A caçula abaixou a cabeça e suspirou.

- Esquecer isso... em nome da paz, não é?

- Oh, claro... - Zechs sorriu de lado - Tudo em nome da paz... você não irá se arrepender, querida".

oOo

E ali estava ela, apenas esperando. Usando todo seu pouco sangue-frio para manter as esperanças, torcendo para que o belo japonês a procurasse logo. Seu tempo estava acabando.

Foi então que o último criado bateu a porta. Era um velho cansado, que se mantinha fiel a família Peacecraft acima de tudo. E porque não tinha pra onde ir, nem parentes que o acolhessem.

- Senhorita Peacecraft... o senhor Heero Yui deseja falar com a senhora.

O rosto de Relena se iluminou de tal forma, que fez o homem recuar um passo.

- Mande-o entrar imediatamente!

- Sim, madame.

A garota exultou. Seu irmão estava certo! Como sempre, Zechs matara em cheio!

Heero demorara apenas cinco dias para se arrepender de ter se envolvido com aquele diabo americano... com certeza vinha pedir seu perdão, e rastejar aos pés dela, implorando para que se casassem.

- Hum... devo aceitar imediatamente ou me fazer de difícil primeiro? Ah, mas ele vai ter que se desculpar muito. Há, há, há, há!

Batidas na porta interromperam seu monólogo vingativo. Respirando fundo, a garota custou para disfarçar o ar vitorioso que iluminava seus olhos frios.

- Pode entrar. - sua voz tremeu um pouco, denunciando a ansiedade.

Heero abriu a porta e avançou.

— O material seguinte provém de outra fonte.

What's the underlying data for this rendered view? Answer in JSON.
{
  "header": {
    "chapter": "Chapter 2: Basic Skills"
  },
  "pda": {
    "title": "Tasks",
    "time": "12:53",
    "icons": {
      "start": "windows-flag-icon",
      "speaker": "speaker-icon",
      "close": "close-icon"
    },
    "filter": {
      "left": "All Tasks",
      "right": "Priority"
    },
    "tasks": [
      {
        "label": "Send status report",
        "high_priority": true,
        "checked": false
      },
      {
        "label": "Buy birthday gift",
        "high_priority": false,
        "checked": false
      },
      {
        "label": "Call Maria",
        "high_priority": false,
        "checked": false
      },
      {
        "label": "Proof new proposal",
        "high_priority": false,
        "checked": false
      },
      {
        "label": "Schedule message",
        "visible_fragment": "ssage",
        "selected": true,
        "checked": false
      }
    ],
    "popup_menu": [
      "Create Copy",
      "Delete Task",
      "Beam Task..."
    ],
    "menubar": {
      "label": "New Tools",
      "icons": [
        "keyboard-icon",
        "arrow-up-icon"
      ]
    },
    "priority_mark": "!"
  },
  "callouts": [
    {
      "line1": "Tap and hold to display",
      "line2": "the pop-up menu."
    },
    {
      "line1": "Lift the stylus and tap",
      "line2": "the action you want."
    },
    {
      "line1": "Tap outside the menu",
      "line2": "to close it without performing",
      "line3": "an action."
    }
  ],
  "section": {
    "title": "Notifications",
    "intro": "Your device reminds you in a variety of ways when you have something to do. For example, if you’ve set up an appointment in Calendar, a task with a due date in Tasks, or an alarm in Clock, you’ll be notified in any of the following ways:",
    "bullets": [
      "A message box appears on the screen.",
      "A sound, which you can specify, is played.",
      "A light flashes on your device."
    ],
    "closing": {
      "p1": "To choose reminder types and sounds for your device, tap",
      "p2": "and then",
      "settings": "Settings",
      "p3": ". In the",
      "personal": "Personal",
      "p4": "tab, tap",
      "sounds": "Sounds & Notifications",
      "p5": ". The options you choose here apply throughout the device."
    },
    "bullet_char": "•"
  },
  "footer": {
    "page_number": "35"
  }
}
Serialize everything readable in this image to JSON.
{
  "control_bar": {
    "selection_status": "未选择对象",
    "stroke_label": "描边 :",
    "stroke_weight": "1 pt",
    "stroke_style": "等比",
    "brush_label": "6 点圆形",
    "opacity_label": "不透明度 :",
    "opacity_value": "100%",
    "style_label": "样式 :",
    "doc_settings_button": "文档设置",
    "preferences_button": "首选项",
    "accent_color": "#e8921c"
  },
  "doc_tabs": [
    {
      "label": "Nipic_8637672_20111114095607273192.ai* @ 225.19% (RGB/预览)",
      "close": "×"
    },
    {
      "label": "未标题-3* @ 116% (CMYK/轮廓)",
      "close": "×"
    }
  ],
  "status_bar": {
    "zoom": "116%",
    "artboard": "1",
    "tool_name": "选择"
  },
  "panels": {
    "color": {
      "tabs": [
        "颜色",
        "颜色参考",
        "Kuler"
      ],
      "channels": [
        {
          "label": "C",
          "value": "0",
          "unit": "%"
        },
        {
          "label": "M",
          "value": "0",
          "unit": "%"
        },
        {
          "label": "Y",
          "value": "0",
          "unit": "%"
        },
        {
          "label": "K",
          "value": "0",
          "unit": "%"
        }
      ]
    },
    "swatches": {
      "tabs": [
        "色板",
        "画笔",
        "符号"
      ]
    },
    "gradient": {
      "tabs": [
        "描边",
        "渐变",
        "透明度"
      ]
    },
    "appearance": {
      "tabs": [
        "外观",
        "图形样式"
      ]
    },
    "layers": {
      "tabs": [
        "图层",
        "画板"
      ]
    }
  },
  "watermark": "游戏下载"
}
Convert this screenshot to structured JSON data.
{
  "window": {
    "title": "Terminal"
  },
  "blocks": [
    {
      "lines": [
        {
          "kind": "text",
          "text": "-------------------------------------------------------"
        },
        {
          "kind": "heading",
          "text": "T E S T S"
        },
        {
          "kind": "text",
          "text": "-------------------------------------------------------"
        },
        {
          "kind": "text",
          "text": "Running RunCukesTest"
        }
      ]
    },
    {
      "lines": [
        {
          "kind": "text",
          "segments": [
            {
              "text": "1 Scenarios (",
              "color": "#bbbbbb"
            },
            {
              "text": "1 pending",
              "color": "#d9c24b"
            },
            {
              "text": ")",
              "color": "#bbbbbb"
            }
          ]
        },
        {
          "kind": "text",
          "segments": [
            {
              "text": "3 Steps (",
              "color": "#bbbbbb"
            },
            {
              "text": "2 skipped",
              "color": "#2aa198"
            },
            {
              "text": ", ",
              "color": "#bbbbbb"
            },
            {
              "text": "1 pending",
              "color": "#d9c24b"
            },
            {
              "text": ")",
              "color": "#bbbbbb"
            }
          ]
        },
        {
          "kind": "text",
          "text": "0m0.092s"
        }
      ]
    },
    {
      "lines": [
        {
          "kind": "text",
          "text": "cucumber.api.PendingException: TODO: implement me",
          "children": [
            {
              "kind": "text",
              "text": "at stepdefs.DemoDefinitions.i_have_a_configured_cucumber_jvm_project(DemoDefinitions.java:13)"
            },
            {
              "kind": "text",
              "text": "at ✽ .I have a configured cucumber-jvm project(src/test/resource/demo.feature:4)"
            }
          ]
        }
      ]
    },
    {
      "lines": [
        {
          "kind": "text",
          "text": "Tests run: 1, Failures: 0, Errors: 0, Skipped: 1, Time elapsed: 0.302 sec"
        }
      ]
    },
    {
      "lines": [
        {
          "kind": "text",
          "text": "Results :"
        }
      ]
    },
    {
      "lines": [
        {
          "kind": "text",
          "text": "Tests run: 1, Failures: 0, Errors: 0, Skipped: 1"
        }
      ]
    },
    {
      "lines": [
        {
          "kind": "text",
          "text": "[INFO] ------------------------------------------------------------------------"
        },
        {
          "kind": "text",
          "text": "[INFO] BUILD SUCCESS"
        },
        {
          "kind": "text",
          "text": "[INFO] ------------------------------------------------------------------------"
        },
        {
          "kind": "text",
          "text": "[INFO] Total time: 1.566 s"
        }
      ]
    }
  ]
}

Estava sério e grave como sempre. Não... talvez estivesse um pouco mais fechado do que o normal.

Relena permaneceu em pé, ao lado da janela sem cortinas, pois as mesmas haviam sido destruídas por sua fúria arrasadora a cinco dias atrás. Estendeu a mão, para que o japonês a cumprimentasse formalmente.

Prendendo um suspiro, Heero tomou-lhe a mão e depositou um beijo leve. Tão suave que foi quase imperceptível. Apenas um roçar de lábios.

A garota percebeu isso, mas preferiu ficar quieta, dissimulando o rancor que ameaçava manifestar-se por tão grande desfeita. Heero também reparou nesse fato, e tal coisa o fez entender que jamais poderia passar o resto de sua vida ao lado de uma pessoa que podia camuflar tão bem o que sentia.

Relena era controlada, mas de um jeito diferente de Heero. O japonês passara por um longo e árduo treinamento samurai. Já a garota de sangue azul agia de maneira tendenciosa, visando seus próprios interesses.

Era tão absurdamente contrário a Duo, o jovem americano transparente como o mais cristalino dos cristais. Aquele belo garoto que não podia esconder o amor que sentia por Heero, que estremecia ao menor toque e se deixava envolver pela paixão avassaladora, sabendo dos riscos, ciente de que podia sofrer punição.

Como resistir a um coração tão autêntico? Tão verdadeiro e sincero que chegava a ser inocente...

Jamais poderia se entregar a Relena. Nunca poderia amá-la. Mas apesar de tudo, a respeitava, a via como um ser humano, e por esse motivo gostaria de ser correto com ela, e fora ali para terminar com aquele compromisso ridículo.

- Eu estava esperando pelo senhor... - Relena confessou, começando a se irritar diante da falta de pronunciamento de Heero - Tinha certeza de que viria.

- Hn.

- Precisamos conversar. Estou disposta a perdoá-lo e esquecer toda essa história absurda com aquele americano idiota e...

Calou-se diante do olhar que recebeu por parte de Heero. Era tão frio que lhe gelou a alma.

- Não fale dele, você não tem direito. Vim aqui apenas liberá-la do nosso compromisso. Não haverá casamento.

- O... que...? - em choque, Relena arregalou os olhos.

- Está livre, senhorita Peacecraft. Não temos mais nenhuma ligação.

- Prefere... um garoto a mim?!

Heero olhou fixamente para ela, durante alguns rápidos segundos, antes de responder.

- Isso já não é da sua conta.

- Heero, está fazendo a escolha errada. Não há Deus nesta união.

- Agora é entre Duo e eu. Deixe Deus fora disso.

Sem dizer mais nada, Heero se foi.

Relena Peacecraft ficou algum tempo em pé, no mesmo lugar a olhar o vazio. Sua última chance de salvação acabara de sair por aquela porta, depois de lhe voltar as costas. De agora em diante, só lhe restava afundar em sua própria ruína.

- Nunca!

Não permitiria que seu barco naufragasse. Não afundaria com os ratos, jamais!

Tudo aquilo era culpa do americano. Ele fora o ponto de discórdia entre o casal, desde o princípio. Maldito estrangeiro sujo!

Se pelo menos Duo Maxwell não tivesse entrado em suas vidas... se ele não existisse...

- Oh...!

Saindo da letargia, Relena olhou para cima, na direção do quarto de seu irmão, no segundo andar. Zechs não estava, fora fazer a corte para Noin... apesar da garota ser extremamente rica, havia mesmo paixão entre ela e o mais velho dos Peacecraft.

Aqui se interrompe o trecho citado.